US lawmakers accuse NVIDIA of supporting DeepSeek – with possible consequences for national security. The company rejects this, while Washington allows new exports.

• US Congress raises allegations against NVIDIA’s collaboration with DeepSeek
• NVIDIA refers to civil use at the time of technical assistance
• Chip exports to China are once again in the political focus

Allegations from Congress: NVIDIA’s Role in DeepSeek

On January 29, 2026, a letter from Washington brought new unrest to the already tense debate about AI and export controls. In a letter to US Secretary of Commerce Howard Lutnick, Republican Representative John Moolenaar made serious allegations against NVIDIA.

The chairman of the House Select Committee on China said that the US chip manufacturer had helped the Chinese AI startup DeepSeek to technically optimize its models. These models were later used by the Chinese military. The accusation is based on internal NVIDIA documents that are available to the committee.

Moolenaar wrote that NVIDIA employees helped DeepSeek with “optimized co-design of algorithms, frameworks and hardware.” The aim of the help was to significantly increase the efficiency of training large language models.

The political context is particularly explosive: DeepSeek attracted attention at the beginning of 2025 with powerful AI models that used significantly less computing power than comparable US models. This raised concerns in Washington that China could catch up quickly despite US export restrictions.

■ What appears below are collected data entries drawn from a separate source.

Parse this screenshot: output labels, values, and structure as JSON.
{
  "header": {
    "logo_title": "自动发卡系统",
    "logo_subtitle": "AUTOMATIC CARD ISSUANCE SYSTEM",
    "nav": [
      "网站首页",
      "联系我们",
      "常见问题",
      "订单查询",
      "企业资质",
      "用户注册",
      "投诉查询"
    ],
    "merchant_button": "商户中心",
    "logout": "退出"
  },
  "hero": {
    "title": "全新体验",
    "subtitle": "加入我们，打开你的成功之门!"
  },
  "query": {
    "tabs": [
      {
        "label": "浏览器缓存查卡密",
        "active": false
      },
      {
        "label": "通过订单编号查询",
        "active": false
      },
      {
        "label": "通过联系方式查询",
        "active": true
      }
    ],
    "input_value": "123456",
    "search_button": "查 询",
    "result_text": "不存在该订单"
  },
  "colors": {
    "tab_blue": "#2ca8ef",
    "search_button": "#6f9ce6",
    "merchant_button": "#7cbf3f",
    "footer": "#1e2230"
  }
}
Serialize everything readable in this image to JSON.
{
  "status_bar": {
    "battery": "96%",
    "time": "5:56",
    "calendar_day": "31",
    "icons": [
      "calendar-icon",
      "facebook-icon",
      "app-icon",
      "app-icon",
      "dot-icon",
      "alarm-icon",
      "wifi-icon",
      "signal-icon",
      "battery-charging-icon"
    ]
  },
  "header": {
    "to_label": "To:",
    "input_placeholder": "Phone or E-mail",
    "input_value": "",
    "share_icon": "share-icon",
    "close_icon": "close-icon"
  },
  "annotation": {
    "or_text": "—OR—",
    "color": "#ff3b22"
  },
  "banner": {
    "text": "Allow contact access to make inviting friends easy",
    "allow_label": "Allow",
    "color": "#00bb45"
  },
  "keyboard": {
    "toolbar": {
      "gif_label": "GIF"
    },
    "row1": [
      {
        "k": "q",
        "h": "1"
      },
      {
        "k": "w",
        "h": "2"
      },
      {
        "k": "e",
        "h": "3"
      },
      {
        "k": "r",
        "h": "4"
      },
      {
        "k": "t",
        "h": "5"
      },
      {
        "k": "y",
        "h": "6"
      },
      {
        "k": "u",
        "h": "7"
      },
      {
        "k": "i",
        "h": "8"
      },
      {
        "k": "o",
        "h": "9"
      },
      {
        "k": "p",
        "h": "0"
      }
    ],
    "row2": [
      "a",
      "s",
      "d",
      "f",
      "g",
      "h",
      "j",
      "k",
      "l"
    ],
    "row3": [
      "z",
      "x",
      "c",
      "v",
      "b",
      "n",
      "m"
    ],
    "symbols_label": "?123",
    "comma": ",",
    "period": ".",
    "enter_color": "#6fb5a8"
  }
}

Why NVIDIA’s help was considered unproblematic at the time

At the same time, the letter made it clear that the collaboration took place at a phase in which DeepSeek was officially considered a civilian actor. According to Reuters, NVIDIA treated the company as a “legitimate commercial partner entitled to standard technical support.” There were no indications of military use of the technology at the time. The letter essentially states that DeepSeek was neither listed on a US sanctions list nor was it publicly known to be military-related.

The documents evaluated by the committee refer to activities from 2024. According to this, DeepSeek-V3 is said to have only required around 2.8 million GPU hours for complete training with the H800 chip developed specifically for China. Moolenaar argued that this was well below what US developers would have to spend on so-called frontier models. It is precisely these efficiency gains that have undermined the effectiveness of US export controls, according to the accusation.

NVIDIA, on the other hand, emphasized that the Chinese armed forces are not dependent on US technology. In a statement, the company said it “makes no more sense for the Chinese military to rely on American technology than it does for the U.S. military to use Chinese technology,” reports Reuters.

H200 export permits intensify political debate

Just one day after the letter became known, another aspect came into focus. On January 30, Reuters reported that China had given DeepSeek in-principle approval to acquire NVIDIA’s more powerful H200 chips. However, the approval is linked to conditions that have yet to be worked out. The H200 are considered to be significantly more powerful than the previously used H800 models and are particularly politically sensitive.

The proximity is no coincidence. Only at the beginning of the month did the US government clear the way for the export of the H200 chips to China, but on the condition that they do not reach military end users. Critics in the US Congress see a structural problem here. In his letter, Moolenaar warned that deliveries to supposedly civilian customers in China would “inevitably” violate military end-use requirements. The DeepSeek case serves as an example of how difficult it is to separate civilian and military use in China’s technology ecosystem.

NVIDIA CEO Huang: “We support every developer”

On January 31st, NVIDIA boss Jensen Huang finally spoke publicly. He denied allegations of special treatment to Bloomberg. “Whenever developers want to use our software, we openly support them,” Huang said. Every AI developer in the world works with NVIDIA in some capacity, he added, and that’s exactly what the company is proud of. DeepSeek’s support was part of this open developer approach and not a political statement.

This means that two perspectives stand side by side without being reconciled. On the one hand, US lawmakers see technical assistance as a factor that may have indirectly strengthened China’s military AI capabilities. On the other hand, NVIDIA refers to standard industry practice and that no military use was foreseeable at the time of the collaboration. One thing is clear: the debate comes at a time in which the USA, on the one hand, wants to secure its technological leadership role, but on the other hand, continues to allow business with China. The DeepSeek case is therefore unlikely to remain the last chapter in the dispute over AI, chips and national security.